The Ministry of National Development (MND) said there are 6,000 accessible spaces in the carparks managed by the Housing Board, Urban Redevelopment Authority and National Parks Board.
It said it was unable to determine if this number has increased over the years.
It was also unable to give the total number of accessible carpark spaces, including those privately run.
But it told The Straits Times that the Building and Construction Authority (BCA) is reviewing the requirements for accessible spaces in carparks, as part of an ongoing review of its Code on Accessibility 2013.
The Code states that in every carpark, there must be one accessible lot in the first 50 lots, one more for the next 50 lots and then one accessible lot for every subsequent 200 lots or any part thereof.
But getting there is still a work in progress.
Property manager AsiaMalls said that three out of four of its malls follow current BCA regulations.
In Tiong Bahru Plaza, there are four accessible lots out of a total of 337 lots.
But at Hougang Mall, which was built before 2013, there is just one such lot out of 153. The situation is being reviewed.
Sometimes, public carparks fall short too.
Last year, Ms Shee Shu Xin, 35, a volunteer with SPD, formerly known as the Society for the Physically Disabled, wrote to HDB when she found that the open-air carpark near her block in Sin Ming did not have an accessible lot.

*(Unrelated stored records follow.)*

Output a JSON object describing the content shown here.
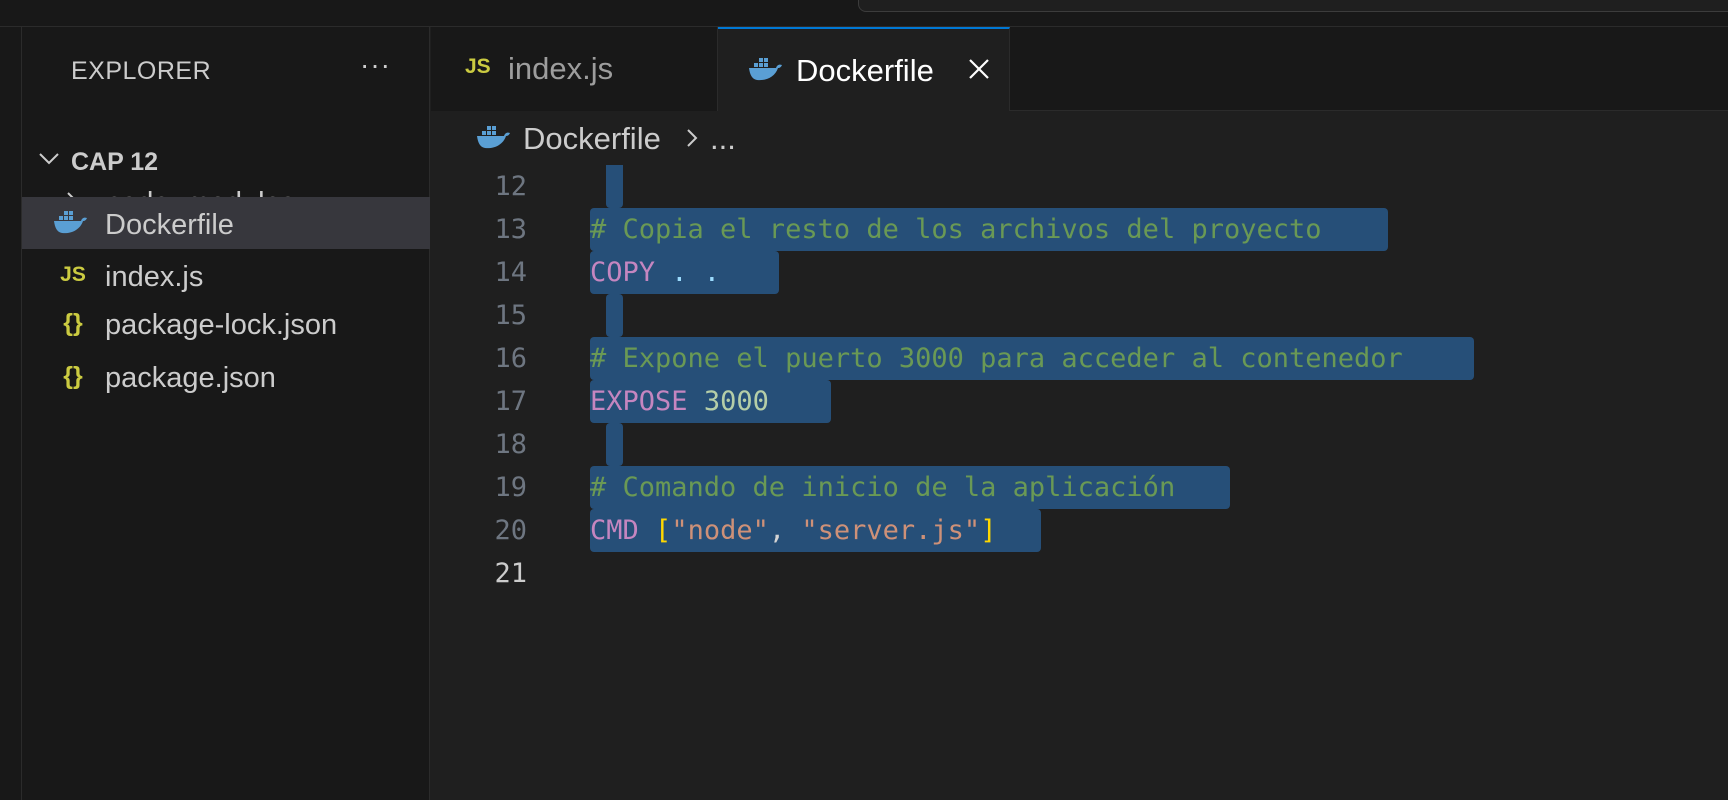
{
  "sidebar": {
    "title": "EXPLORER",
    "more_label": "···",
    "folder": "CAP 12",
    "items": [
      {
        "label": "node_modules",
        "icon": "chevron-right-icon"
      },
      {
        "label": "Dockerfile",
        "icon": "docker-icon"
      },
      {
        "label": "index.js",
        "icon": "js-icon",
        "glyph": "JS"
      },
      {
        "label": "package-lock.json",
        "icon": "json-icon",
        "glyph": "{}"
      },
      {
        "label": "package.json",
        "icon": "json-icon",
        "glyph": "{}"
      }
    ]
  },
  "tabs": [
    {
      "label": "index.js",
      "glyph": "JS",
      "active": false
    },
    {
      "label": "Dockerfile",
      "active": true
    }
  ],
  "breadcrumb": {
    "file": "Dockerfile",
    "more": "..."
  },
  "editor": {
    "lines": [
      {
        "n": "12"
      },
      {
        "n": "13"
      },
      {
        "n": "14"
      },
      {
        "n": "15"
      },
      {
        "n": "16"
      },
      {
        "n": "17"
      },
      {
        "n": "18"
      },
      {
        "n": "19"
      },
      {
        "n": "20"
      },
      {
        "n": "21"
      }
    ],
    "code": {
      "l13_comment": "# Copia el resto de los archivos del proyecto",
      "l14_kw": "COPY",
      "l14_args": " . .",
      "l16_comment": "# Expone el puerto 3000 para acceder al contenedor",
      "l17_kw": "EXPOSE",
      "l17_num": "3000",
      "l19_comment": "# Comando de inicio de la aplicación",
      "l20_kw": "CMD",
      "l20_open": "[",
      "l20_str1": "\"node\"",
      "l20_comma": ", ",
      "l20_str2": "\"server.js\"",
      "l20_close": "]"
    }
  },
  "colors": {
    "accent": "#0078d4",
    "selection": "#264f78",
    "comment": "#6a9955",
    "keyword": "#c586c0",
    "number": "#b5cea8",
    "string": "#ce9178"
  }
}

Now, the carpark has two or three accessible lots.
Beyond the current guidelines, some feel that the rules should be changed to provide for more.
Ms Judy Wee, 56, vice-president of the Disabled People's Association, felt that the BCA's code should require one accessible lot in every 50 regardless of the total number of lots.
Mr Richard Kuppusamy, 40, a committee member of the Handicaps Welfare Association, said one in every 50 is still too few.
"In Britain, it is one in every 20 lots," he said.
"Yes, there is land scarcity in Singapore, but in multi-storey carparks, the footprint is the same. There could be so many more accessible lots built."